Since 1957, when the Red Cross kicked off the separate program “Teaching Johnny To Swim,” the organization has also urged parents to help their kids get used to the water. For infants and toddlers, that involves classes that children attend with a parent (or another adult) as well as an instructor. And the Red Cross urges the parents of older children to spend time with their kids in the lake or the pool. The idea is that kids are encouraged to learn to swim if they’re around water often.

But when a child is ready for Level 1 instruction—depending on maturity, perhaps at age 5 or 6—the organization thinks that ideally instructors, not parents, should impart the requisite skills. “When I taught swimming, the rule was that the parents stayed behind the glass in the hallway,” says Don Lauritzen, a Red Cross health and safety expert. “We didn’t want them creating a distraction and extra pressure by shouting out if they saw their kid doing something incorrect.”

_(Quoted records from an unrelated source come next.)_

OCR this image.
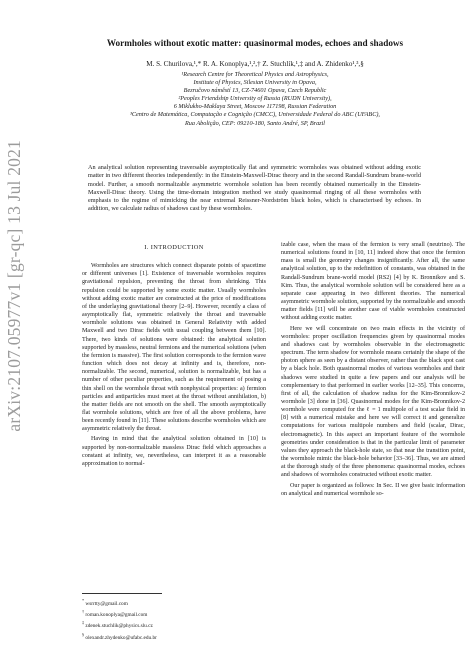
arXiv:2107.05977v1 [gr-qc] 13 Jul 2021
Wormholes without exotic matter: quasinormal modes, echoes and shadows

M. S. Churilova,¹,* R. A. Konoplya,¹,²,† Z. Stuchlík,¹,‡ and A. Zhidenko¹,³,§

¹Research Centre for Theoretical Physics and Astrophysics,
Institute of Physics, Silesian University in Opava,
Bezručovo náměstí 13, CZ-74601 Opava, Czech Republic
²Peoples Friendship University of Russia (RUDN University),
6 Miklukho-Maklaya Street, Moscow 117198, Russian Federation
³Centro de Matemática, Computação e Cognição (CMCC), Universidade Federal do ABC (UFABC),
Rua Abolição, CEP: 09210-180, Santo André, SP, Brazil

An analytical solution representing traversable asymptotically flat and symmetric wormholes was obtained without adding exotic matter in two different theories independently: in the Einstein-Maxwell-Dirac theory and in the second Randall-Sundrum brane-world model. Further, a smooth normalizable asymmetric wormhole solution has been recently obtained numerically in the Einstein-Maxwell-Dirac theory. Using the time-domain integration method we study quasinormal ringing of all these wormholes with emphasis to the regime of mimicking the near extremal Reissner-Nordström black holes, which is characterised by echoes. In addition, we calculate radius of shadows cast by these wormholes.

I. INTRODUCTION

Wormholes are structures which connect disparate points of spacetime or different universes [1]. Existence of traversable wormholes requires gravitational repulsion, preventing the throat from shrinking. This repulsion could be supported by some exotic matter. Usually wormholes without adding exotic matter are constructed at the price of modifications of the underlaying gravitational theory [2–9]. However, recently a class of asymptotically flat, symmetric relatively the throat and traversable wormhole solutions was obtained in General Relativity with added Maxwell and two Dirac fields with usual coupling between them [10]. There, two kinds of solutions were obtained: the analytical solution supported by massless, neutral fermions and the numerical solutions (when the fermion is massive). The first solution corresponds to the fermion wave function which does not decay at infinity and is, therefore, non-normalizable. The second, numerical, solution is normalizable, but has a number of other peculiar properties, such as the requirement of posing a thin shell on the wormhole throat with nonphysical properties: a) fermion particles and antiparticles must meet at the throat without annihilation, b) the matter fields are not smooth on the shell. The smooth asymptotically flat wormhole solutions, which are free of all the above problems, have been recently found in [11]. These solutions describe wormholes which are asymmetric relatively the throat.

Having in mind that the analytical solution obtained in [10] is supported by non-normalizable massless Dirac field which approaches a constant at infinity, we, nevertheless, can interpret it as a reasonable approximation to normal-

izable case, when the mass of the fermion is very small (neutrino). The numerical solutions found in [10, 11] indeed show that once the fermion mass is small the geometry changes insignificantly. After all, the same analytical solution, up to the redefinition of constants, was obtained in the Randall-Sundrum brane-world model (RS2) [4] by K. Bronnikov and S. Kim. Thus, the analytical wormhole solution will be considered here as a separate case appearing in two different theories. The numerical asymmetric wormhole solution, supported by the normalizable and smooth matter fields [11] will be another case of viable wormholes constructed without adding exotic matter.

Here we will concentrate on two main effects in the vicinity of wormholes: proper oscillation frequencies given by quasinormal modes and shadows cast by wormholes observable in the electromagnetic spectrum. The term shadow for wormhole means certainly the shape of the photon sphere as seen by a distant observer, rather than the black spot cast by a black hole. Both quasinormal modes of various wormholes and their shadows were studied in quite a few papers and our analysis will be complementary to that performed in earlier works [12–35]. This concerns, first of all, the calculation of shadow radius for the Kim-Bronnikov-2 wormhole [3] done in [36]. Quasinormal modes for the Kim-Bronnikov-2 wormhole were computed for the ℓ = 1 multipole of a test scalar field in [8] with a numerical mistake and here we will correct it and generalize computations for various multipole numbers and field (scalar, Dirac, electromagnetic). In this aspect an important feature of the wormhole geometries under consideration is that in the particular limit of parameter values they approach the black-hole state, so that near the transition point, the wormhole mimic the black-hole behavior [33–36]. Thus, we are aimed at the thorough study of the three phenomena: quasinormal modes, echoes and shadows of wormholes constructed without exotic matter.

Our paper is organized as follows: In Sec. II we give basic information on analytical and numerical wormhole so-

* wsrrtty@gmail.com
† roman.konoplya@gmail.com
‡ zdenek.stuchlik@physics.slu.cz
§ olexandr.zhydenko@ufabc.edu.br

I like to think that Paul and I would never be so unrestrained. But pushing Eli to do new things in the water (Blow bubbles! Float!) was probably the psychological equivalent. We’d have been better off putting him on his stomach in the bathtub, pouring water on his head, and giving him more time to splash around there. I learned this from my sister-in-law. Her three children have taken to swimming more easily than mine, and when I watched their youngest, Elena, play in the tub as a baby last year, I understood why. The Red Cross calls this “water adjustment.” Elena, of course, just thinks it’s fun.

What of Eli’s swim to the dock on our Maine vacation? He decided to swim with Paul that morning, but insisted on lying on top of a raft while he kicked himself across the water. I demonstrated the kick for the breast stroke and expected him to try it; naturally, that went nowhere. The breakthroughs began later that week: Eli swam to the dock on his own when he got to know a bunch of kids around his age who were comfortable swimming and wanted to go with them. A few days afterward, we hiked with his cousins to a mountain swimming hole. The water was bragging-rights chilly: Paul leapt in. Eli hesitated. But then Zachary and Matthew jumped. They climbed out and did it again, this time from a higher rock. Eli watched them jump and whoop with Paul a few more times. And then he jumped, too.